И летят мимо станции – Невский, Подол, Андреевский спуск, Владимирская горка, Аничков мост – и вся возвращающаяся жизнь всплывает сказочным предзакатным городом из глубин забвения и запасников памяти, одиночеством человека в чужом – как на переводной картинке – городе: улицы песочного цвета, отражение летучей церкви в озере, желтые обломы развалин, шпиль (Адмиралтейство, что ли?), плывущий отдельно и вечно в облаках, внезапный крикливый обвал птиц, вызвавший появление дворника в фуражке, с пистолетом, смахивающим на глиняного петуха или свистульку, а за дворником – как мгновенно выросший сорняк – горожане с ружьями самых замысловатых фасонов – узкие длинные стволы, большие приклады – и все направляют их в гущу птиц, но исчезают вместе с птицами, отсеченные стеной, заросшей диким виноградом, под которой оказывается Кон – в глубине развалин с отчетливым, хотя и негромким шумом текущих вод в каменных кавернах сметенного с лица земли дворца Домициана; Кон ищет туалет, надписи неотчетливы, осторожно приближается, вдруг из дверей выходит женщина с девочкой – пигалица возмущенно щелкает языком, глядя на Кона.

Мужского нет, как это часто бывает… Кон становится за угол…

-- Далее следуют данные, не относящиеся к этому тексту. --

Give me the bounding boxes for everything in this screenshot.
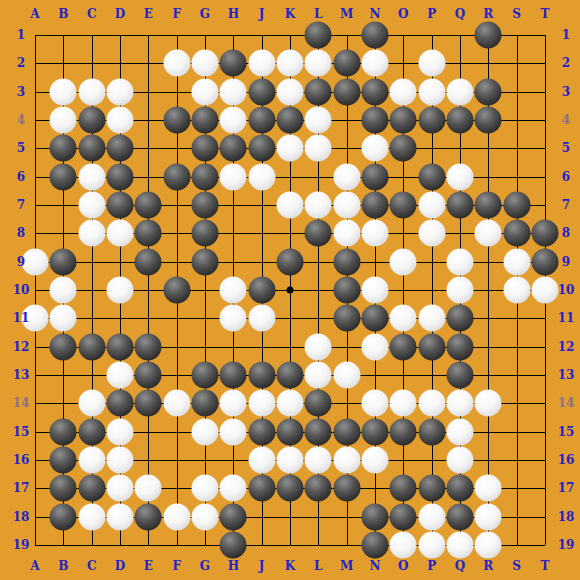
black-stone-e14 bbox=[135, 390, 162, 417]
white-stone-p2 bbox=[418, 50, 445, 77]
black-stone-b17 bbox=[50, 475, 77, 502]
black-stone-n7 bbox=[361, 191, 388, 218]
white-stone-d3 bbox=[106, 78, 133, 105]
black-stone-j5 bbox=[248, 135, 275, 162]
black-stone-e18 bbox=[135, 503, 162, 530]
row-label-left-14: 14 bbox=[13, 396, 30, 410]
black-stone-q11 bbox=[446, 305, 473, 332]
black-stone-e12 bbox=[135, 333, 162, 360]
column-label-top-p: P bbox=[427, 7, 436, 21]
black-stone-e8 bbox=[135, 220, 162, 247]
black-stone-k9 bbox=[276, 248, 303, 275]
black-stone-r7 bbox=[475, 191, 502, 218]
black-stone-d7 bbox=[106, 191, 133, 218]
row-label-left-18: 18 bbox=[13, 510, 30, 524]
black-stone-b18 bbox=[50, 503, 77, 530]
white-stone-l16 bbox=[305, 446, 332, 473]
white-stone-q3 bbox=[446, 78, 473, 105]
row-label-left-15: 15 bbox=[13, 425, 30, 439]
black-stone-t9 bbox=[531, 248, 558, 275]
black-stone-r1 bbox=[475, 22, 502, 49]
white-stone-h4 bbox=[220, 106, 247, 133]
white-stone-j2 bbox=[248, 50, 275, 77]
white-stone-g18 bbox=[191, 503, 218, 530]
black-stone-j13 bbox=[248, 361, 275, 388]
white-stone-t10 bbox=[531, 276, 558, 303]
white-stone-d18 bbox=[106, 503, 133, 530]
go-board-screenshot: AABBCCDDEEFFGGHHJJKKLLMMNNOOPPQQRRSSTT11… bbox=[0, 0, 580, 580]
column-label-top-k: K bbox=[285, 7, 295, 21]
row-label-right-18: 18 bbox=[558, 510, 575, 524]
black-stone-d5 bbox=[106, 135, 133, 162]
column-label-top-d: D bbox=[115, 7, 125, 21]
black-stone-c4 bbox=[78, 106, 105, 133]
white-stone-r18 bbox=[475, 503, 502, 530]
white-stone-m6 bbox=[333, 163, 360, 190]
white-stone-q19 bbox=[446, 531, 473, 558]
column-label-bottom-d: D bbox=[115, 559, 125, 573]
row-label-right-19: 19 bbox=[558, 538, 575, 552]
column-label-top-m: M bbox=[340, 7, 353, 21]
row-label-right-6: 6 bbox=[562, 170, 570, 184]
black-stone-c5 bbox=[78, 135, 105, 162]
white-stone-m13 bbox=[333, 361, 360, 388]
white-stone-r17 bbox=[475, 475, 502, 502]
white-stone-p11 bbox=[418, 305, 445, 332]
white-stone-p18 bbox=[418, 503, 445, 530]
white-stone-n14 bbox=[361, 390, 388, 417]
white-stone-k14 bbox=[276, 390, 303, 417]
white-stone-m7 bbox=[333, 191, 360, 218]
column-label-top-n: N bbox=[370, 7, 381, 21]
white-stone-r19 bbox=[475, 531, 502, 558]
black-stone-j17 bbox=[248, 475, 275, 502]
row-label-right-1: 1 bbox=[562, 28, 570, 42]
black-stone-p17 bbox=[418, 475, 445, 502]
column-label-top-b: B bbox=[58, 7, 68, 21]
row-label-left-11: 11 bbox=[13, 311, 30, 325]
white-stone-h17 bbox=[220, 475, 247, 502]
white-stone-r14 bbox=[475, 390, 502, 417]
white-stone-d10 bbox=[106, 276, 133, 303]
row-label-left-6: 6 bbox=[17, 170, 25, 184]
white-stone-f14 bbox=[163, 390, 190, 417]
white-stone-d13 bbox=[106, 361, 133, 388]
black-stone-g13 bbox=[191, 361, 218, 388]
column-label-bottom-m: M bbox=[340, 559, 353, 573]
black-stone-r4 bbox=[475, 106, 502, 133]
black-stone-g6 bbox=[191, 163, 218, 190]
column-label-top-o: O bbox=[398, 7, 408, 21]
black-stone-m11 bbox=[333, 305, 360, 332]
column-label-top-f: F bbox=[172, 7, 181, 21]
white-stone-k2 bbox=[276, 50, 303, 77]
white-stone-r8 bbox=[475, 220, 502, 247]
white-stone-n2 bbox=[361, 50, 388, 77]
column-label-top-h: H bbox=[228, 7, 239, 21]
black-stone-l1 bbox=[305, 22, 332, 49]
row-label-right-14: 14 bbox=[558, 396, 575, 410]
black-stone-g4 bbox=[191, 106, 218, 133]
row-label-right-5: 5 bbox=[562, 141, 570, 155]
white-stone-c18 bbox=[78, 503, 105, 530]
black-stone-n18 bbox=[361, 503, 388, 530]
white-stone-q9 bbox=[446, 248, 473, 275]
black-stone-b5 bbox=[50, 135, 77, 162]
white-stone-h11 bbox=[220, 305, 247, 332]
black-stone-s7 bbox=[503, 191, 530, 218]
black-stone-l8 bbox=[305, 220, 332, 247]
white-stone-l2 bbox=[305, 50, 332, 77]
white-stone-l7 bbox=[305, 191, 332, 218]
black-stone-n4 bbox=[361, 106, 388, 133]
column-label-bottom-n: N bbox=[370, 559, 381, 573]
white-stone-n16 bbox=[361, 446, 388, 473]
black-stone-l14 bbox=[305, 390, 332, 417]
white-stone-c8 bbox=[78, 220, 105, 247]
white-stone-h15 bbox=[220, 418, 247, 445]
white-stone-m16 bbox=[333, 446, 360, 473]
white-stone-j11 bbox=[248, 305, 275, 332]
black-stone-j4 bbox=[248, 106, 275, 133]
column-label-bottom-a: A bbox=[30, 559, 39, 573]
white-stone-q16 bbox=[446, 446, 473, 473]
row-label-right-9: 9 bbox=[562, 255, 570, 269]
column-label-bottom-g: G bbox=[200, 559, 210, 573]
row-label-right-3: 3 bbox=[562, 85, 570, 99]
row-label-right-4: 4 bbox=[562, 113, 570, 127]
row-label-right-10: 10 bbox=[558, 283, 575, 297]
black-stone-k17 bbox=[276, 475, 303, 502]
white-stone-d8 bbox=[106, 220, 133, 247]
black-stone-c15 bbox=[78, 418, 105, 445]
black-stone-q4 bbox=[446, 106, 473, 133]
black-stone-r3 bbox=[475, 78, 502, 105]
white-stone-f18 bbox=[163, 503, 190, 530]
row-label-left-1: 1 bbox=[17, 28, 25, 42]
row-label-left-3: 3 bbox=[17, 85, 25, 99]
column-label-bottom-p: P bbox=[427, 559, 436, 573]
black-stone-e7 bbox=[135, 191, 162, 218]
white-stone-d15 bbox=[106, 418, 133, 445]
row-label-right-17: 17 bbox=[558, 481, 575, 495]
black-stone-n1 bbox=[361, 22, 388, 49]
white-stone-p14 bbox=[418, 390, 445, 417]
white-stone-l4 bbox=[305, 106, 332, 133]
column-label-top-q: Q bbox=[455, 7, 465, 21]
black-stone-q13 bbox=[446, 361, 473, 388]
white-stone-q14 bbox=[446, 390, 473, 417]
row-label-left-17: 17 bbox=[13, 481, 30, 495]
black-stone-j15 bbox=[248, 418, 275, 445]
white-stone-b11 bbox=[50, 305, 77, 332]
black-stone-h19 bbox=[220, 531, 247, 558]
black-stone-p6 bbox=[418, 163, 445, 190]
white-stone-o11 bbox=[390, 305, 417, 332]
black-stone-k15 bbox=[276, 418, 303, 445]
column-label-bottom-j: J bbox=[259, 559, 265, 573]
column-label-bottom-l: L bbox=[314, 559, 322, 573]
white-stone-d4 bbox=[106, 106, 133, 133]
row-label-left-7: 7 bbox=[17, 198, 25, 212]
white-stone-l5 bbox=[305, 135, 332, 162]
row-label-left-4: 4 bbox=[17, 113, 25, 127]
column-label-top-e: E bbox=[144, 7, 153, 21]
black-stone-h13 bbox=[220, 361, 247, 388]
white-stone-b10 bbox=[50, 276, 77, 303]
black-stone-f4 bbox=[163, 106, 190, 133]
white-stone-k7 bbox=[276, 191, 303, 218]
white-stone-q15 bbox=[446, 418, 473, 445]
row-label-right-11: 11 bbox=[558, 311, 575, 325]
black-stone-o18 bbox=[390, 503, 417, 530]
black-stone-e9 bbox=[135, 248, 162, 275]
black-stone-g5 bbox=[191, 135, 218, 162]
white-stone-e17 bbox=[135, 475, 162, 502]
white-stone-c7 bbox=[78, 191, 105, 218]
black-stone-j10 bbox=[248, 276, 275, 303]
white-stone-k16 bbox=[276, 446, 303, 473]
white-stone-j6 bbox=[248, 163, 275, 190]
black-stone-g9 bbox=[191, 248, 218, 275]
row-label-left-10: 10 bbox=[13, 283, 30, 297]
white-stone-g17 bbox=[191, 475, 218, 502]
black-stone-l3 bbox=[305, 78, 332, 105]
white-stone-s9 bbox=[503, 248, 530, 275]
column-label-bottom-s: S bbox=[512, 559, 521, 573]
column-label-top-j: J bbox=[259, 7, 265, 21]
black-stone-n11 bbox=[361, 305, 388, 332]
black-stone-p12 bbox=[418, 333, 445, 360]
black-stone-n19 bbox=[361, 531, 388, 558]
black-stone-b15 bbox=[50, 418, 77, 445]
black-stone-m2 bbox=[333, 50, 360, 77]
white-stone-h14 bbox=[220, 390, 247, 417]
column-label-top-a: A bbox=[30, 7, 39, 21]
white-stone-p3 bbox=[418, 78, 445, 105]
white-stone-o9 bbox=[390, 248, 417, 275]
white-stone-c14 bbox=[78, 390, 105, 417]
black-stone-b12 bbox=[50, 333, 77, 360]
white-stone-n5 bbox=[361, 135, 388, 162]
row-label-left-19: 19 bbox=[13, 538, 30, 552]
black-stone-d12 bbox=[106, 333, 133, 360]
column-label-top-l: L bbox=[314, 7, 322, 21]
white-stone-q6 bbox=[446, 163, 473, 190]
black-stone-g8 bbox=[191, 220, 218, 247]
black-stone-o12 bbox=[390, 333, 417, 360]
row-label-right-13: 13 bbox=[558, 368, 575, 382]
column-label-bottom-b: B bbox=[58, 559, 68, 573]
white-stone-c16 bbox=[78, 446, 105, 473]
row-label-left-16: 16 bbox=[13, 453, 30, 467]
column-label-bottom-t: T bbox=[541, 559, 550, 573]
black-stone-j3 bbox=[248, 78, 275, 105]
row-label-right-16: 16 bbox=[558, 453, 575, 467]
column-label-top-g: G bbox=[200, 7, 210, 21]
star-point-k10 bbox=[286, 286, 293, 293]
black-stone-d6 bbox=[106, 163, 133, 190]
white-stone-c3 bbox=[78, 78, 105, 105]
black-stone-t8 bbox=[531, 220, 558, 247]
white-stone-c6 bbox=[78, 163, 105, 190]
black-stone-q18 bbox=[446, 503, 473, 530]
white-stone-h10 bbox=[220, 276, 247, 303]
row-label-right-15: 15 bbox=[558, 425, 575, 439]
white-stone-b4 bbox=[50, 106, 77, 133]
white-stone-o19 bbox=[390, 531, 417, 558]
black-stone-n15 bbox=[361, 418, 388, 445]
black-stone-d14 bbox=[106, 390, 133, 417]
black-stone-o7 bbox=[390, 191, 417, 218]
white-stone-d16 bbox=[106, 446, 133, 473]
white-stone-p8 bbox=[418, 220, 445, 247]
white-stone-l12 bbox=[305, 333, 332, 360]
black-stone-p15 bbox=[418, 418, 445, 445]
black-stone-l15 bbox=[305, 418, 332, 445]
white-stone-h3 bbox=[220, 78, 247, 105]
black-stone-f6 bbox=[163, 163, 190, 190]
black-stone-k13 bbox=[276, 361, 303, 388]
column-label-top-c: C bbox=[87, 7, 97, 21]
white-stone-h6 bbox=[220, 163, 247, 190]
white-stone-o14 bbox=[390, 390, 417, 417]
black-stone-g14 bbox=[191, 390, 218, 417]
white-stone-k5 bbox=[276, 135, 303, 162]
white-stone-o3 bbox=[390, 78, 417, 105]
white-stone-p7 bbox=[418, 191, 445, 218]
white-stone-n12 bbox=[361, 333, 388, 360]
white-stone-d17 bbox=[106, 475, 133, 502]
black-stone-k4 bbox=[276, 106, 303, 133]
column-label-top-r: R bbox=[483, 7, 493, 21]
black-stone-p4 bbox=[418, 106, 445, 133]
column-label-bottom-e: E bbox=[144, 559, 153, 573]
black-stone-n3 bbox=[361, 78, 388, 105]
white-stone-s10 bbox=[503, 276, 530, 303]
black-stone-n6 bbox=[361, 163, 388, 190]
black-stone-m3 bbox=[333, 78, 360, 105]
black-stone-q17 bbox=[446, 475, 473, 502]
row-label-left-5: 5 bbox=[17, 141, 25, 155]
row-label-right-8: 8 bbox=[562, 226, 570, 240]
row-label-left-2: 2 bbox=[17, 56, 25, 70]
column-label-top-s: S bbox=[512, 7, 521, 21]
row-label-right-7: 7 bbox=[562, 198, 570, 212]
black-stone-o15 bbox=[390, 418, 417, 445]
column-label-bottom-q: Q bbox=[455, 559, 465, 573]
black-stone-o5 bbox=[390, 135, 417, 162]
black-stone-q12 bbox=[446, 333, 473, 360]
white-stone-k3 bbox=[276, 78, 303, 105]
column-label-bottom-r: R bbox=[483, 559, 493, 573]
black-stone-g7 bbox=[191, 191, 218, 218]
black-stone-o4 bbox=[390, 106, 417, 133]
black-stone-b6 bbox=[50, 163, 77, 190]
column-label-bottom-h: H bbox=[228, 559, 239, 573]
black-stone-o17 bbox=[390, 475, 417, 502]
white-stone-g15 bbox=[191, 418, 218, 445]
white-stone-q10 bbox=[446, 276, 473, 303]
black-stone-m9 bbox=[333, 248, 360, 275]
column-label-top-t: T bbox=[541, 7, 550, 21]
white-stone-g2 bbox=[191, 50, 218, 77]
white-stone-b3 bbox=[50, 78, 77, 105]
black-stone-m15 bbox=[333, 418, 360, 445]
white-stone-j16 bbox=[248, 446, 275, 473]
white-stone-a9 bbox=[22, 248, 49, 275]
row-label-left-12: 12 bbox=[13, 340, 30, 354]
black-stone-m17 bbox=[333, 475, 360, 502]
black-stone-b9 bbox=[50, 248, 77, 275]
row-label-left-9: 9 bbox=[17, 255, 25, 269]
black-stone-q7 bbox=[446, 191, 473, 218]
white-stone-m8 bbox=[333, 220, 360, 247]
white-stone-j14 bbox=[248, 390, 275, 417]
black-stone-h18 bbox=[220, 503, 247, 530]
black-stone-h2 bbox=[220, 50, 247, 77]
row-label-left-13: 13 bbox=[13, 368, 30, 382]
black-stone-c17 bbox=[78, 475, 105, 502]
white-stone-n10 bbox=[361, 276, 388, 303]
row-label-left-8: 8 bbox=[17, 226, 25, 240]
white-stone-p19 bbox=[418, 531, 445, 558]
black-stone-m10 bbox=[333, 276, 360, 303]
black-stone-f10 bbox=[163, 276, 190, 303]
column-label-bottom-c: C bbox=[87, 559, 97, 573]
column-label-bottom-f: F bbox=[172, 559, 181, 573]
row-label-right-2: 2 bbox=[562, 56, 570, 70]
black-stone-l17 bbox=[305, 475, 332, 502]
row-label-right-12: 12 bbox=[558, 340, 575, 354]
white-stone-n8 bbox=[361, 220, 388, 247]
white-stone-l13 bbox=[305, 361, 332, 388]
black-stone-b16 bbox=[50, 446, 77, 473]
column-label-bottom-o: O bbox=[398, 559, 408, 573]
white-stone-g3 bbox=[191, 78, 218, 105]
column-label-bottom-k: K bbox=[285, 559, 295, 573]
black-stone-c12 bbox=[78, 333, 105, 360]
black-stone-h5 bbox=[220, 135, 247, 162]
white-stone-f2 bbox=[163, 50, 190, 77]
black-stone-s8 bbox=[503, 220, 530, 247]
black-stone-e13 bbox=[135, 361, 162, 388]
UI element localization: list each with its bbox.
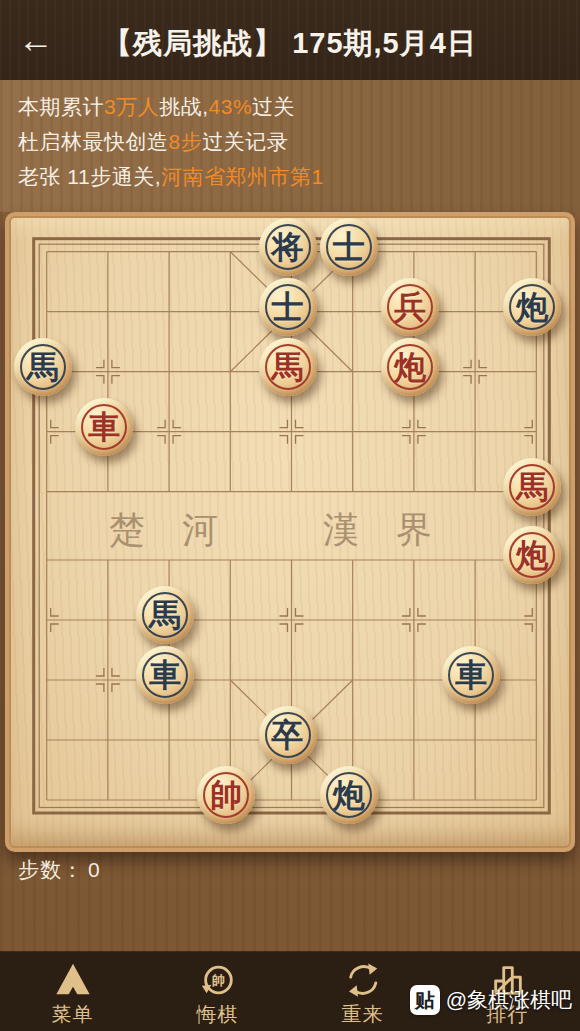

И такое пронзительное ощущение жизни в чужом городе, из-за неизвестного угла которого возникает вокзальная тележка с грудой чемоданов, на которых восседает Таня, и у нее такой молодой, счастливо-лукавый вид, волосы просвечены солнцем, и все вокруг мгновенно пронизывается молодостью и свежестью, и обжигающее чувство ревности сжимает горло Кону, он бежит за вокзальной тележкой, которую выносит на какую-то эспланаду, как на лобное место, и вдали – угрожающая темень – шевеление силуэтов ли, барельефов – дома ли это, могилы – ну да, еврейское кладбище, и голос Тани, к удивлению Кона, читающий на плитах загадочные надписи на иврите, и она, оказывается, в купальнике, но погружаться-то надо в купель. Что ж, пора собираться на небо…

Таня тут же исчезает.

И не с кем проститься.

Несмотря на поздний час, во всех окнах горит свет. Все заняты своим делом.